And when you think you've got it, allow me to raise a related question.
Who decided what pleasing skin tone actually is?
Was there a majority vote, which I apparently missed. Was there a panel that had different choices put in front of them, and they consistently rated some deviation from accurate as more pleasing? Was it decided because some images were reordered more due to some deviant color reproduction? Were there ethnic preferences that differ between ethnicities? Does solid research exist about the issue, where is it published? Other sources?
Just raising a serious question (sorry for that),
Bart
Bart--those are excellent serious questions. And I'll try to answer them the best way that *I* know how... there are others, no doubt, who could answer them more fully.
It's not a "majority vote" exactly, but years of printing practice in the photographic, fine art and publishing fields.
Perception doesn't vary by ethnicity, per se, to my knowledge though I daresay it could for all I know, but I know it does by culture. Lee Varis, an accomplished photographer and the author of a book called "Skin"
http://www.amazon.com/Skin-Complete-Digitally-Photographing-Retouching/dp/047004733X
has a great chapter on two mistakes he made as an American with creating (not recording) appropriate or pleasing skin tones in prints from digital cameras.
The first was in shipping a bunch of files to be corrected in China, and when they came back they were extremely pale and cyanotic looking to his eyes--and to his clients. Evidently, extreme paleness is highly prized (or was when the story happened, perhaps) and so that's how they corrected.
Another story he tells is how he had an Indian client, and in a similar fashion, he found his clients wanted to look a bit lighter as a mark of "higher class."
Here in NA, for a long time, a nice tan on caucasian subjects has signified health and wealth (leisure). I read recently that 100 years ago, a tan was a sign of working outside and associated with lower classes
African Americans often react to skin that appears too yellow for their taste, which is a common occurence again, with the way the "digital system" records skin tones. FWIW, it's common for me to book clients based on how I treat skin in prints, and just a couple of weeks ago I had an African Canadian hire me based on my appreciation of skin tones in printing. This is not uncommon.
So this appears to be just an art, and craft, but like all arts, it has its technological underpinnings. For many of us, for many years, the science came from people at Kodak and Fuji and Afga and Ciba. They created films that--in the right light and with the right processing--could guarantee good skin tones. And photographers got used to that...
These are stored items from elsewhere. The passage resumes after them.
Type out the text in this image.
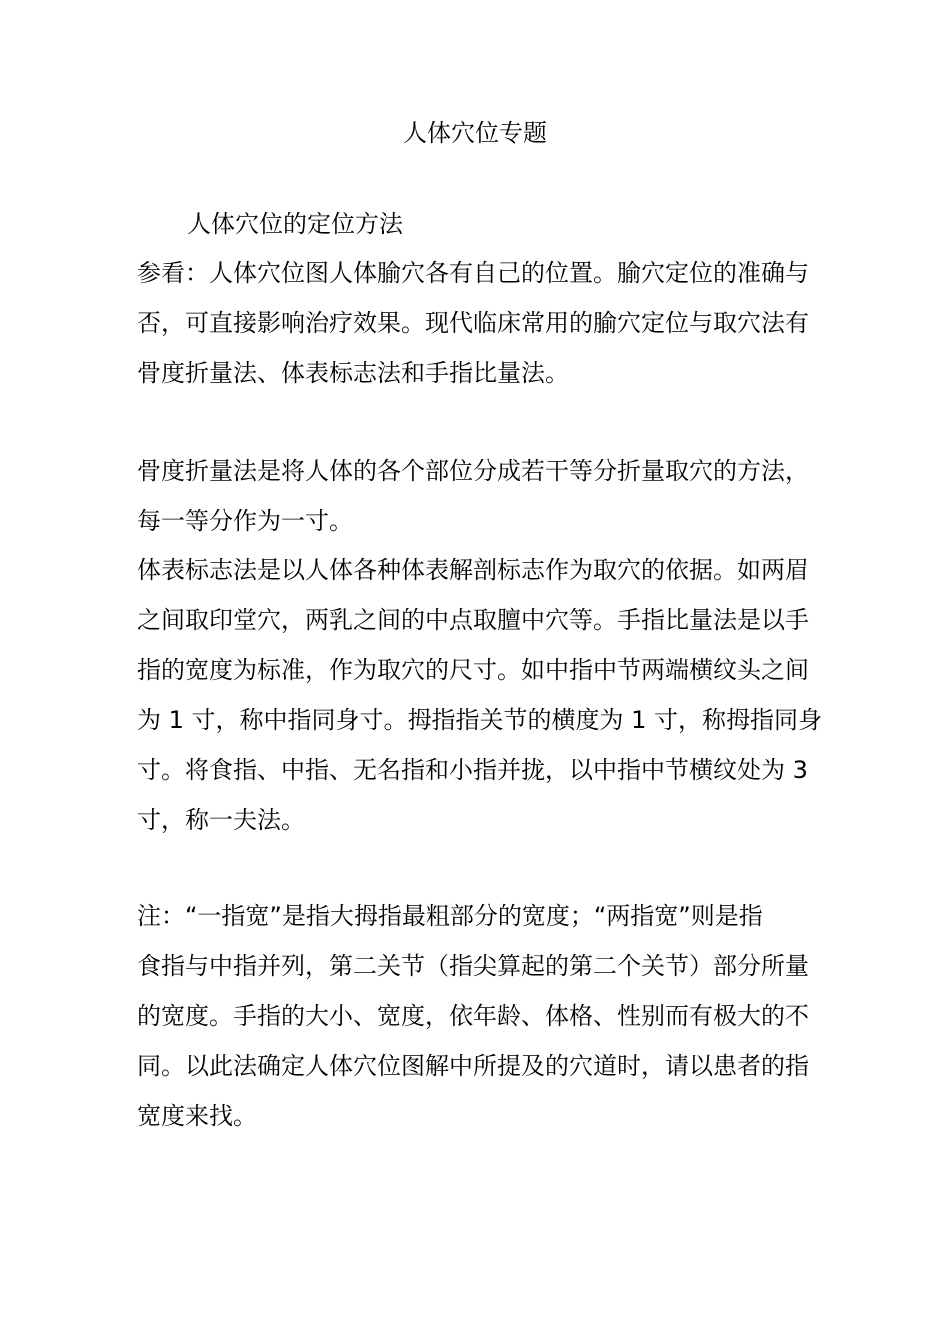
人体穴位专题
人体穴位的定位方法
参看：人体穴位图人体腧穴各有自己的位置。腧穴定位的准确与
否，可直接影响治疗效果。现代临床常用的腧穴定位与取穴法有
骨度折量法、体表标志法和手指比量法。
骨度折量法是将人体的各个部位分成若干等分折量取穴的方法，
每一等分作为一寸。
体表标志法是以人体各种体表解剖标志作为取穴的依据。如两眉
之间取印堂穴，两乳之间的中点取膻中穴等。手指比量法是以手
指的宽度为标准，作为取穴的尺寸。如中指中节两端横纹头之间
为 1 寸，称中指同身寸。拇指指关节的横度为 1 寸，称拇指同身
寸。将食指、中指、无名指和小指并拢，以中指中节横纹处为 3
寸，称一夫法。
注：“一指宽”是指大拇指最粗部分的宽度；“两指宽”则是指
食指与中指并列，第二关节（指尖算起的第二个关节）部分所量
的宽度。手指的大小、宽度，依年龄、体格、性别而有极大的不
同。以此法确定人体穴位图解中所提及的穴道时，请以患者的指
宽度来找。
In fact, in some ways with film the photographer's job was to control or create the right light for the film. Extreme examples of control for colour's sake would fall to the movie industry and things like the Technicolor process, which required experts on set with certain colour paints, fabrics, etc... all to ensure a certain look from the final result.
Even on film, though, certain films had reputations for different ways to reproduce colour. Personally, for wedding skin tones, where I want something elegant and realistic (in the lighting too) I would never have used something that looked like Velvia
Now--enter digital sensors. In some ways, the collective memory of film results vanish nearly overnight! Some people shooting today have never seen a fine colour print, and few new photographers work with an established lab. Some labs even, can't make the transition from film to digital.
You yourself said they're more prone to IR (which is true) and overall, they react to light differently than film.
But there's no going back. As photographers, we can now work with or provide every different kind of light--the choices are liberating! But we now are our own perceptual colour experts as well.
There are days when I long to just throw my VPS III or Portra at the lab and get fabulous prints back

Sigh.
So the tradition of good skin tones, including the ratios of colour and correction we've been mentining in this thread, go back a long way.
Do they change over time? Yes. Especially when I read European fashion magazines, they tend to balance far more cyan (sorry--very little red and a lot more blue) in their skin.
It looks "dead" to me, but obviously some people like it, and like the "otherworldly" effect (in truth it looks almost like a subtle cross=process to me, which was used a lot in fashion advertising for effect).
And over time, I've noticed a very pronounced and solid "brown" coming into NA fashion magazines (Vanity Fair). Annie L's work., in particular, is very consistent as printed. This surprised me--even her pix of Queen Elizabeth II have a more definite brown tone (less magenta in the mix) than I expected. I don't expect her to look deathly pale or anything, but also not like she lives in Carmel
So the ratios for skin tones are a way of describing a historical tradition in representing skin, but like many things about "taste" are less subjective than you might think.
People really do notice if their skin displeases them, or if you make their uncle look drunk because he has rosacea and that's what the frigging infra-red sensitive digital camera actually "made worse" with a "neutral" white balance!
So you know the old expression
ars longa, vita brevis? It applies here, I think.
If anyone has any better information, I'd love to hear it.
I know many of the best photographers have workflows to painstakingly reproduce good skin tones, and a lot are loathe to tell their "secrets"; the whole point of something like the ColorRight is to make that process faster and more consistent, and it does a very good job of that.